Bilan

La BCE sous pression pour muscler sa potion anti-Covid

Face à la résurgence de l'épidémie de Covid-19 qui menace les économies convalescentes, la Banque centrale européenne est attendue jeudi avec un message clair de soutien à l'activité, sans annoncer de nouvelles mesures concrètes dans l'immédiat.


Un exercice susceptible de refléter l'impact de la deuxième vague d'infections et des nouvelles restrictions imposées à des pans entiers de l'économie.

Crédits: Keystone

Les dernières décisions de l'institution présidée par Christine Lagarde datent de juin, lorsque la BCE avait ajouté une rallonge de 600 milliards d'euros au programme d'urgence de 750 milliards d'achat de dettes annoncé en mars.

Ce plan connu sous l'acronyme "PEPP", qui devait se terminer fin 2020, a également été prolongé jusqu'à la mi-2021.

Lors de la dernière réunion du conseil des gouverneurs en septembre, le risque d'une rechute de l'activité avait été moins évoqué que l'appréciation de l'euro face au dollar.

Or le tableau a changé à une vitesse inattendue. Le cours de la monnaie unique s'est stabilisé mais la dégradation de la situation sanitaire a entraîné une rafale de nouvelles restrictions en Europe, alarmantes pour les acteurs économiques.

"La résurgence de la pandémie plus tôt qu'anticipée par les scientifiques n'est pas de bon augure", a déclaré la présidente de la BCE dans une récente interview sur LCI.

Après l'Italie, l'Irlande ou les Pays-Bas, de nouvelles mesures drastiques ont été annoncées mercredi soir en France et en Allemagne. Dans la première économie de la zone euro, les cafés et restautants, les équipements sportifs et cultutels vont fermer durant tout le mois de novembre.

Inflation négative


Pour l'heure les taux seront très certainement maintenus au plus bas ce jeudi, selon les observateurs.

Notamment le taux négatif de 0,50% qui s'applique aux banques sur les liquidités qu'elles placent à la BCE, plutôt que de les redistribuer dans l'économie.

Christine Lagarde devrait surtout marteler qu'un degré important de "stimulus monétaire" demeure indispensable pour gagner le pari de la reprise et d'une inflation proche de 2%, un niveau jugé adapté pour soutenir l'activité mais qui résiste aux efforts depuis plus de six ans.

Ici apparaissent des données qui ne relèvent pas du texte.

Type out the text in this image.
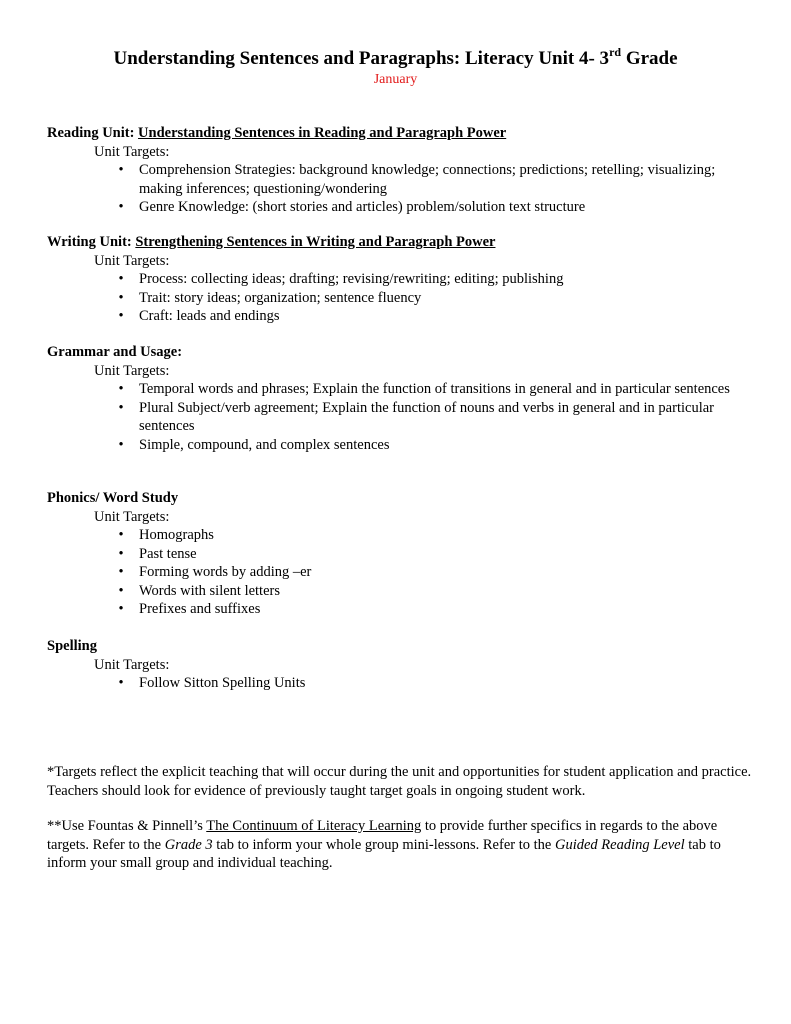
Understanding Sentences and Paragraphs: Literacy Unit 4- 3rd Grade
January
Reading Unit: Understanding Sentences in Reading and Paragraph Power
Unit Targets:
• Comprehension Strategies: background knowledge; connections; predictions; retelling; visualizing; making inferences; questioning/wondering
• Genre Knowledge: (short stories and articles) problem/solution text structure
Writing Unit: Strengthening Sentences in Writing and Paragraph Power
Unit Targets:
• Process: collecting ideas; drafting; revising/rewriting; editing; publishing
• Trait: story ideas; organization; sentence fluency
• Craft: leads and endings
Grammar and Usage:
Unit Targets:
• Temporal words and phrases; Explain the function of transitions in general and in particular sentences
• Plural Subject/verb agreement; Explain the function of nouns and verbs in general and in particular sentences
• Simple, compound, and complex sentences
Phonics/ Word Study
Unit Targets:
• Homographs
• Past tense
• Forming words by adding –er
• Words with silent letters
• Prefixes and suffixes
Spelling
Unit Targets:
• Follow Sitton Spelling Units
*Targets reflect the explicit teaching that will occur during the unit and opportunities for student application and practice. Teachers should look for evidence of previously taught target goals in ongoing student work.
**Use Fountas & Pinnell’s The Continuum of Literacy Learning to provide further specifics in regards to the above targets. Refer to the Grade 3 tab to inform your whole group mini-lessons. Refer to the Guided Reading Level tab to inform your small group and individual teaching.
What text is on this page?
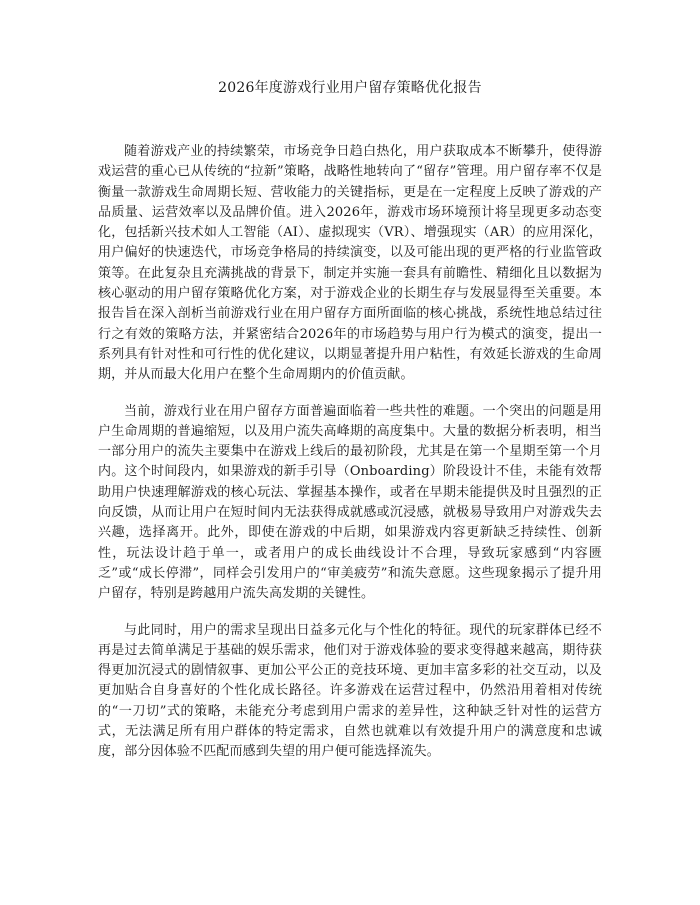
2026年度游戏行业用户留存策略优化报告

随着游戏产业的持续繁荣，市场竞争日趋白热化，用户获取成本不断攀升，使得游戏运营的重心已从传统的“拉新”策略，战略性地转向了“留存”管理。用户留存率不仅是衡量一款游戏生命周期长短、营收能力的关键指标，更是在一定程度上反映了游戏的产品质量、运营效率以及品牌价值。进入2026年，游戏市场环境预计将呈现更多动态变化，包括新兴技术如人工智能（AI）、虚拟现实（VR）、增强现实（AR）的应用深化，用户偏好的快速迭代，市场竞争格局的持续演变，以及可能出现的更严格的行业监管政策等。在此复杂且充满挑战的背景下，制定并实施一套具有前瞻性、精细化且以数据为核心驱动的用户留存策略优化方案，对于游戏企业的长期生存与发展显得至关重要。本报告旨在深入剖析当前游戏行业在用户留存方面所面临的核心挑战，系统性地总结过往行之有效的策略方法，并紧密结合2026年的市场趋势与用户行为模式的演变，提出一系列具有针对性和可行性的优化建议，以期显著提升用户粘性，有效延长游戏的生命周期，并从而最大化用户在整个生命周期内的价值贡献。

当前，游戏行业在用户留存方面普遍面临着一些共性的难题。一个突出的问题是用户生命周期的普遍缩短，以及用户流失高峰期的高度集中。大量的数据分析表明，相当一部分用户的流失主要集中在游戏上线后的最初阶段，尤其是在第一个星期至第一个月内。这个时间段内，如果游戏的新手引导（Onboarding）阶段设计不佳，未能有效帮助用户快速理解游戏的核心玩法、掌握基本操作，或者在早期未能提供及时且强烈的正向反馈，从而让用户在短时间内无法获得成就感或沉浸感，就极易导致用户对游戏失去兴趣，选择离开。此外，即使在游戏的中后期，如果游戏内容更新缺乏持续性、创新性，玩法设计趋于单一，或者用户的成长曲线设计不合理，导致玩家感到“内容匮乏”或“成长停滞”，同样会引发用户的“审美疲劳”和流失意愿。这些现象揭示了提升用户留存，特别是跨越用户流失高发期的关键性。

与此同时，用户的需求呈现出日益多元化与个性化的特征。现代的玩家群体已经不再是过去简单满足于基础的娱乐需求，他们对于游戏体验的要求变得越来越高，期待获得更加沉浸式的剧情叙事、更加公平公正的竞技环境、更加丰富多彩的社交互动，以及更加贴合自身喜好的个性化成长路径。许多游戏在运营过程中，仍然沿用着相对传统的“一刀切”式的策略，未能充分考虑到用户需求的差异性，这种缺乏针对性的运营方式，无法满足所有用户群体的特定需求，自然也就难以有效提升用户的满意度和忠诚度，部分因体验不匹配而感到失望的用户便可能选择流失。
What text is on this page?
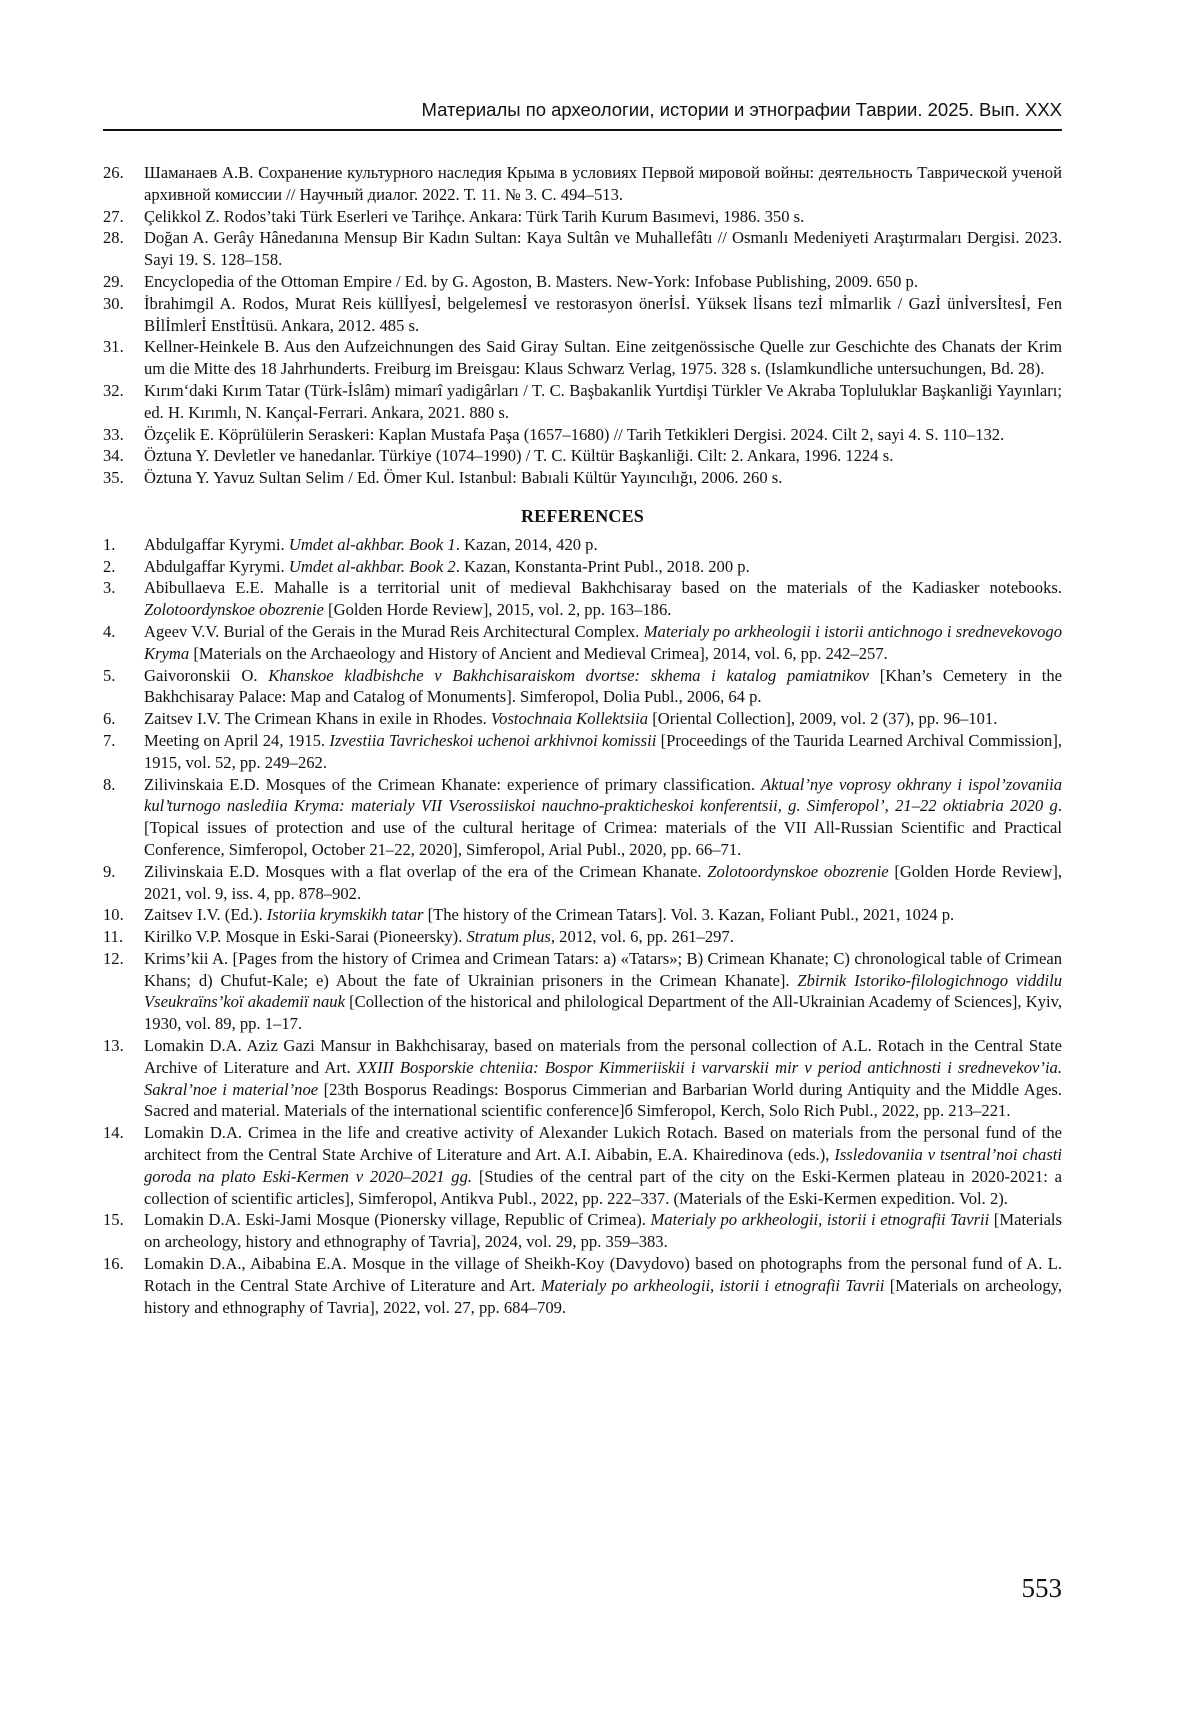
Материалы по археологии, истории и этнографии Таврии. 2025. Вып. XXX
26.	Шаманаев А.В. Сохранение культурного наследия Крыма в условиях Первой мировой войны: деятельность Таврической ученой архивной комиссии // Научный диалог. 2022. Т. 11. № 3. С. 494–513.
27.	Çelikkol Z. Rodos’taki Türk Eserleri ve Tarihçe. Ankara: Türk Tarih Kurum Basımevi, 1986. 350 s.
28.	Doğan A. Gerây Hânedanına Mensup Bir Kadın Sultan: Kaya Sultân ve Muhallefâtı // Osmanlı Medeniyeti Araştırmaları Dergisi. 2023. Sayi 19. S. 128–158.
29.	Encyclopedia of the Ottoman Empire / Ed. by G. Agoston, B. Masters. New-York: Infobase Publishing, 2009. 650 p.
30.	İbrahimgil A. Rodos, Murat Reis küllİyesİ, belgelemesİ ve restorasyon önerİsİ. Yüksek lİsans tezİ mİmarlik / Gazİ ünİversİtesİ, Fen Bİlİmlerİ Enstİtüsü. Ankara, 2012. 485 s.
31.	Kellner-Heinkele B. Aus den Aufzeichnungen des Said Giray Sultan. Eine zeitgenössische Quelle zur Geschichte des Chanats der Krim um die Mitte des 18 Jahrhunderts. Freiburg im Breisgau: Klaus Schwarz Verlag, 1975. 328 s. (Islamkundliche untersuchungen, Bd. 28).
32.	Kırım‘daki Kırım Tatar (Türk-İslâm) mimarî yadigârları / T. C. Başbakanlik Yurtdişi Türkler Ve Akraba Topluluklar Başkanliği Yayınları; ed. H. Kırımlı, N. Kançal-Ferrari. Ankara, 2021. 880 s.
33.	Özçelik E. Köprülülerin Seraskeri: Kaplan Mustafa Paşa (1657–1680) // Tarih Tetkikleri Dergisi. 2024. Cilt 2, sayi 4. S. 110–132.
34.	Öztuna Y. Devletler ve hanedanlar. Türkiye (1074–1990) / T. C. Kültür Başkanliği. Cilt: 2. Ankara, 1996. 1224 s.
35.	Öztuna Y. Yavuz Sultan Selim / Ed. Ömer Kul. Istanbul: Babıali Kültür Yayıncılığı, 2006. 260 s.
REFERENCES
1.	Abdulgaffar Kyrymi. Umdet al-akhbar. Book 1. Kazan, 2014, 420 p.
2.	Abdulgaffar Kyrymi. Umdet al-akhbar. Book 2. Kazan, Konstanta-Print Publ., 2018. 200 p.
3.	Abibullaeva E.E. Mahalle is a territorial unit of medieval Bakhchisaray based on the materials of the Kadiasker notebooks. Zolotoordynskoe obozrenie [Golden Horde Review], 2015, vol. 2, pp. 163–186.
4.	Ageev V.V. Burial of the Gerais in the Murad Reis Architectural Complex. Materialy po arkheologii i istorii antichnogo i srednevekovogo Kryma [Materials on the Archaeology and History of Ancient and Medieval Crimea], 2014, vol. 6, pp. 242–257.
5.	Gaivoronskii O. Khanskoe kladbishche v Bakhchisaraiskom dvortse: skhema i katalog pamiatnikov [Khan’s Cemetery in the Bakhchisaray Palace: Map and Catalog of Monuments]. Simferopol, Dolia Publ., 2006, 64 p.
6.	Zaitsev I.V. The Crimean Khans in exile in Rhodes. Vostochnaia Kollektsiia [Oriental Collection], 2009, vol. 2 (37), pp. 96–101.
7.	Meeting on April 24, 1915. Izvestiia Tavricheskoi uchenoi arkhivnoi komissii [Proceedings of the Taurida Learned Archival Commission], 1915, vol. 52, pp. 249–262.
8.	Zilivinskaia E.D. Mosques of the Crimean Khanate: experience of primary classification. Aktual’nye voprosy okhrany i ispol’zovaniia kul’turnogo naslediia Kryma: materialy VII Vserossiiskoi nauchno-prakticheskoi konferentsii, g. Simferopol’, 21–22 oktiabria 2020 g. [Topical issues of protection and use of the cultural heritage of Crimea: materials of the VII All-Russian Scientific and Practical Conference, Simferopol, October 21–22, 2020], Simferopol, Arial Publ., 2020, pp. 66–71.
9.	Zilivinskaia E.D. Mosques with a flat overlap of the era of the Crimean Khanate. Zolotoordynskoe obozrenie [Golden Horde Review], 2021, vol. 9, iss. 4, pp. 878–902.
10.	Zaitsev I.V. (Ed.). Istoriia krymskikh tatar [The history of the Crimean Tatars]. Vol. 3. Kazan, Foliant Publ., 2021, 1024 p.
11.	Kirilko V.P. Mosque in Eski-Sarai (Pioneersky). Stratum plus, 2012, vol. 6, pp. 261–297.
12.	Krims’kii A. [Pages from the history of Crimea and Crimean Tatars: a) «Tatars»; B) Crimean Khanate; C) chronological table of Crimean Khans; d) Chufut-Kale; e) About the fate of Ukrainian prisoners in the Crimean Khanate]. Zbirnik Istoriko-filologichnogo viddilu Vseukraїns’koї akademiї nauk [Collection of the historical and philological Department of the All-Ukrainian Academy of Sciences], Kyiv, 1930, vol. 89, pp. 1–17.
13.	Lomakin D.A. Aziz Gazi Mansur in Bakhchisaray, based on materials from the personal collection of A.L. Rotach in the Central State Archive of Literature and Art. XXIII Bosporskie chteniia: Bospor Kimmeriiskii i varvarskii mir v period antichnosti i srednevekov’ia. Sakral’noe i material’noe [23th Bosporus Readings: Bosporus Cimmerian and Barbarian World during Antiquity and the Middle Ages. Sacred and material. Materials of the international scientific conference]б Simferopol, Kerch, Solo Rich Publ., 2022, pp. 213–221.
14.	Lomakin D.A. Crimea in the life and creative activity of Alexander Lukich Rotach. Based on materials from the personal fund of the architect from the Central State Archive of Literature and Art. A.I. Aibabin, E.A. Khairedinova (eds.), Issledovaniia v tsentral’noi chasti goroda na plato Eski-Kermen v 2020–2021 gg. [Studies of the central part of the city on the Eski-Kermen plateau in 2020-2021: a collection of scientific articles], Simferopol, Antikva Publ., 2022, pp. 222–337. (Materials of the Eski-Kermen expedition. Vol. 2).
15.	Lomakin D.A. Eski-Jami Mosque (Pionersky village, Republic of Crimea). Materialy po arkheologii, istorii i etnografii Tavrii [Materials on archeology, history and ethnography of Tavria], 2024, vol. 29, pp. 359–383.
16.	Lomakin D.A., Aibabina E.A. Mosque in the village of Sheikh-Koy (Davydovo) based on photographs from the personal fund of A. L. Rotach in the Central State Archive of Literature and Art. Materialy po arkheologii, istorii i etnografii Tavrii [Materials on archeology, history and ethnography of Tavria], 2022, vol. 27, pp. 684–709.
553
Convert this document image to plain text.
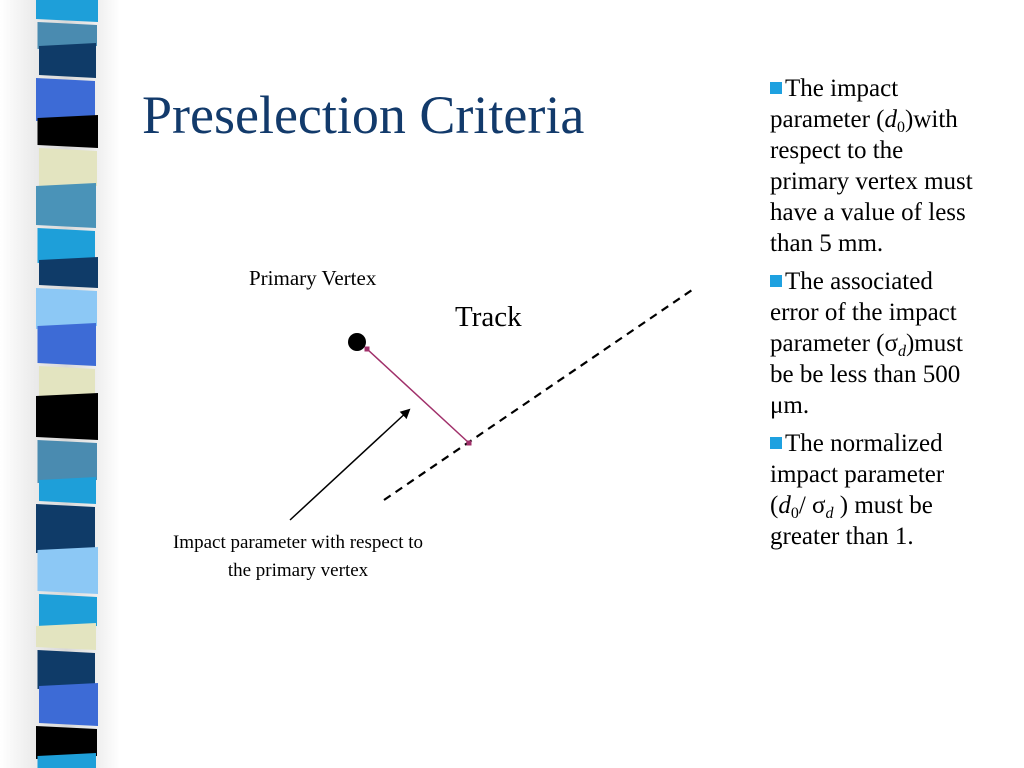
Preselection Criteria	The impact parameter $(d_0)with$ respect to the primary vertex must have a value of less than 5 mm.
The associated error of the impact parameter $(\sigma_d)must$ be be less than 500 μm.
The normalized impact parameter ($d_0/$ $\sigma_d$ ) must be greater than 1.
Primary Vertex
Track
Impact parameter with respect to the primary vertex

En septembre, l'inflation en zone euro s'est même retrouvée en territoire négatif, à -0,3%, et l'inflation dite sous-jacente, sans inclure les prix volatils de l'énergie et des matières premières, s'est effondrée à 0,22%, à cause de la chute des prix des services qui soutiennent d'ordinaire cet indicateur.

La tâche des gardiens de l'euro s'en trouve compliquée et "la seule question pertinente est de savoir quand et comment la BCE va à nouveau assouplir sa politique", avance Frederik Ducrozet, stratégiste chez Pictet Wealth Management.

Rendez-vous en décembre


La majorité des observateurs se reportent déjà sur la dernière réunion de l'année, le 10 décembre, quand l'institution dévoilera alors ses dernières projections économiques trimestrielles, portant jusqu'à 2023.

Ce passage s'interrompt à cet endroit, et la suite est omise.